Paul took the cup with a disappointed look on his face.
“It’s good for you,” Gamay said.
He nodded. “How do things look up top?”
“No one on deck,” she told him. “Too cold and miserable to be outside.”
“That’s one thing in our favor,” Paul said. “We’re only a few miles from the target zone, closer than I thought we’d be. We should probably wake up the Remora and make sure all systems are go.”
“I’ll get to it.”
Gamay settled in and turned on her laptop while Paul opened the cabin’s window. Brisk air poured in, freshening the room.
“Who needs coffee when you have salt air?” Gamay said.
“Me, for one,” Paul said. Standing beside the window, he removed a tightly wound bundle of cable from their luggage. With a twist of his hand, he attached a waterproof transmitter to the end and began feeding the cable through the open window. It slid down the side of the ship, drifting back with the wind until it eventually reached the sea.
“Transmitter is in the water,” Paul said. “Let’s hope no one looks out the window and wonders what this black wire is doing on the outside of the ship.”
“I wouldn’t worry about it,” Gamay said. “As far as I can tell, every passenger on this ship has congregated in the hall. I’m ready to transmit.”
“All clear.”
She tapped away at the keyboard and sent a signal to the Remora, commanding it to power up. After a short delay, she was rewarded with a signal from the ROV and the appearance of a remote command screen on her computer. It looked like a video game display, with virtual controls and dials acros
s the bottom and a forward-looking camera view across the top. A bank of indicators on the right side of the screen displayed readings from the magnetometer and other sensors.
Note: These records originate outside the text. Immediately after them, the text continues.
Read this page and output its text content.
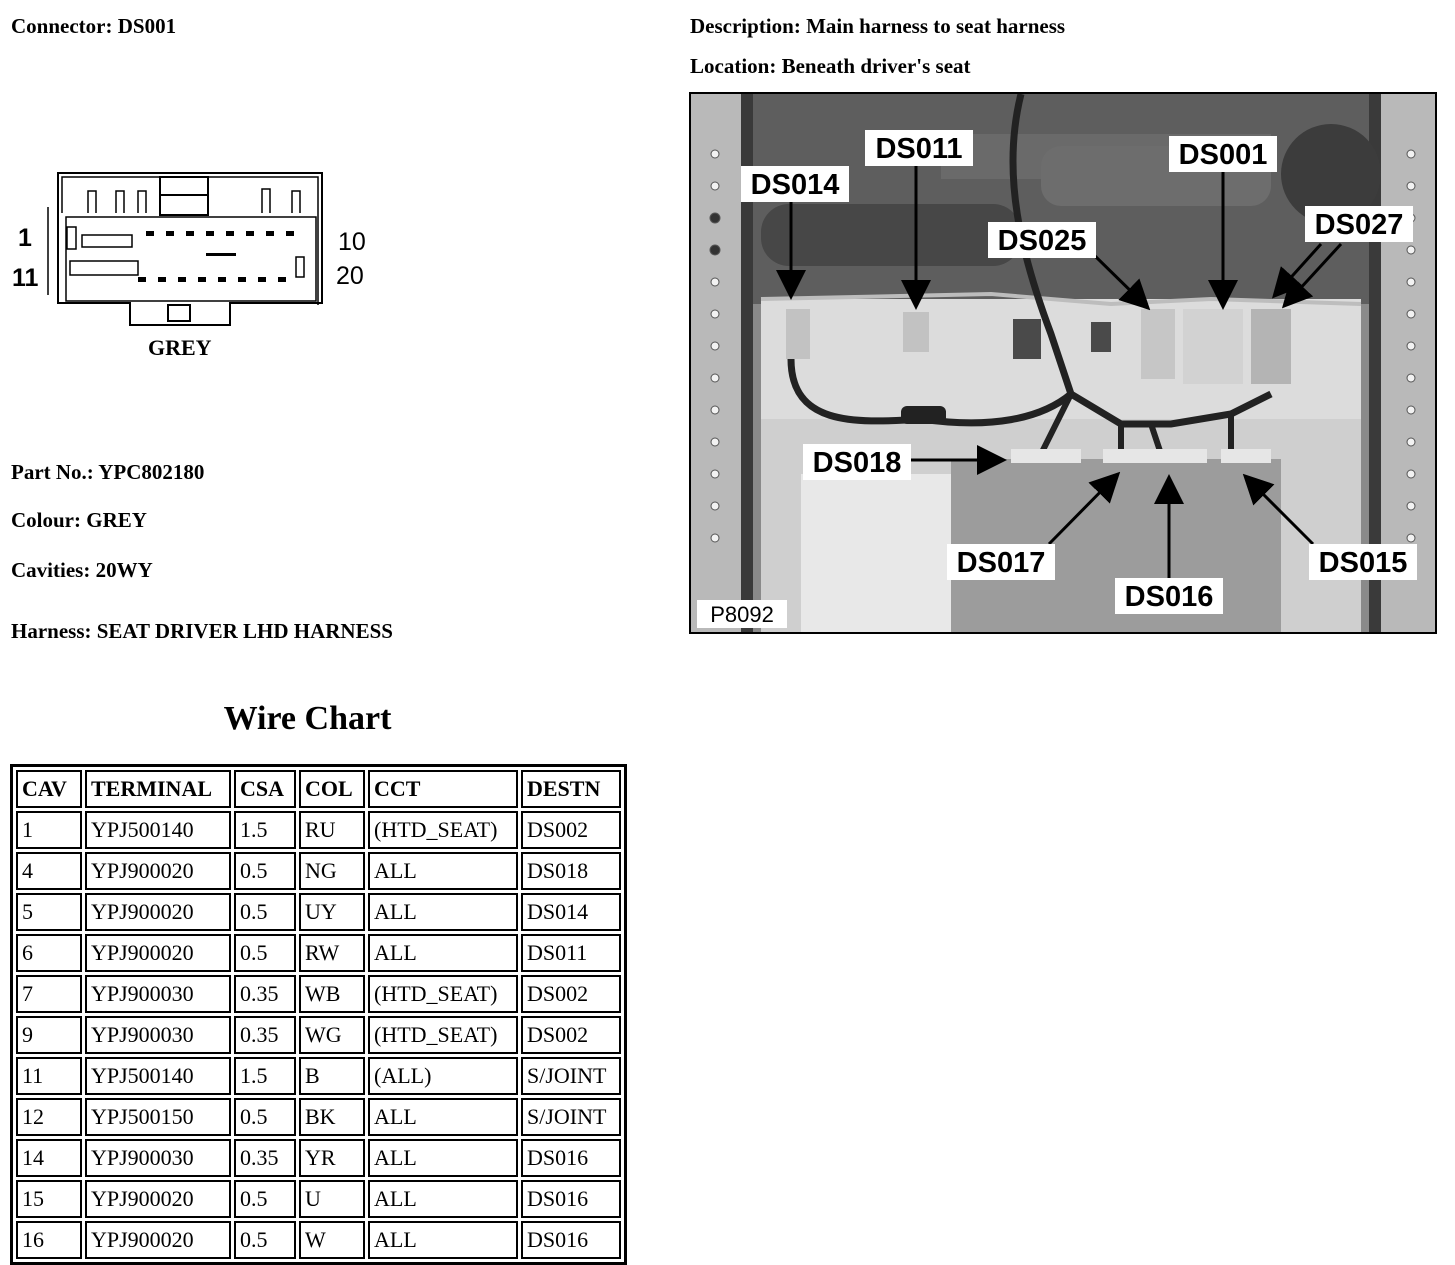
Connector: DS001	Description: Main harness to seat harness
Location: Beneath driver's seat
1
11
10
20
GREY
Part No.: YPC802180
Colour: GREY
Cavities: 20WY
Harness: SEAT DRIVER LHD HARNESS
Wire Chart
CAV	TERMINAL	CSA	COL	CCT	DESTN
1	YPJ500140	1.5	RU	(HTD_SEAT)	DS002
4	YPJ900020	0.5	NG	ALL	DS018
5	YPJ900020	0.5	UY	ALL	DS014
6	YPJ900020	0.5	RW	ALL	DS011
7	YPJ900030	0.35	WB	(HTD_SEAT)	DS002
9	YPJ900030	0.35	WG	(HTD_SEAT)	DS002
11	YPJ500140	1.5	B	(ALL)	S/JOINT
12	YPJ500150	0.5	BK	ALL	S/JOINT
14	YPJ900030	0.35	YR	ALL	DS016
15	YPJ900020	0.5	U	ALL	DS016
16	YPJ900020	0.5	W	ALL	DS016
DS011	DS001
DS014
DS025	DS027
DS018
DS017
DS016
DS015
P8092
“All systems green,” she said. “Disconnecting from the hull.”
At the touch of a button, the electromagnets in the Remora’s hull shut off and the ROV pitched down, diving to the right and away from the ferry’s spinning propellers. Turbulent water could be seen on the screen until the Remora cleared the ship’s wake.
“What’s the new course?” Gamay asked.
“The target area is almost directly south of us,” Paul said, glancing at his chart. “Set a heading of one-nine-zero.”
Gamay punched in the course, adjusted the dive angle and let the Remora do the rest. They were three miles from the target zone; it would take nearly twenty minutes to get there. “Better hope the batteries are charged.”
Paul grinned. “First thing I checked when we picked it up at the airport.”
With little to do as the submarine moved through the dark, Gamay began flicking through the instrument readings. Almost immediately, she noticed something odd.
“Check this out,” she said.
Paul leaned closer. “What am I looking at?”
“Based on the speed setting, the Remora is traveling through the water at eleven knots. But its position marker is barely making seven. We’re fighting a current.”
“Shouldn’t be,” Paul said, looking at his charts. “Considering our location and the time of year, the current should be in our favor, giving the Remora a push to the south.”
“Maybe so,” she said. “But we’ve got the nautical equivalent of a four-knot headwind.”
“That might explain why we’ve been traveling north of the shipping lane for the last four hours instead of on the south side. Anything on the bottom profile yet?”
Gamay pressed another key. A graphic display of the seafloor beneath the Remora appeared. “Flat as a pancake.”
“So much for my mountain range theory.”
“We’re still a few miles from the target zone.”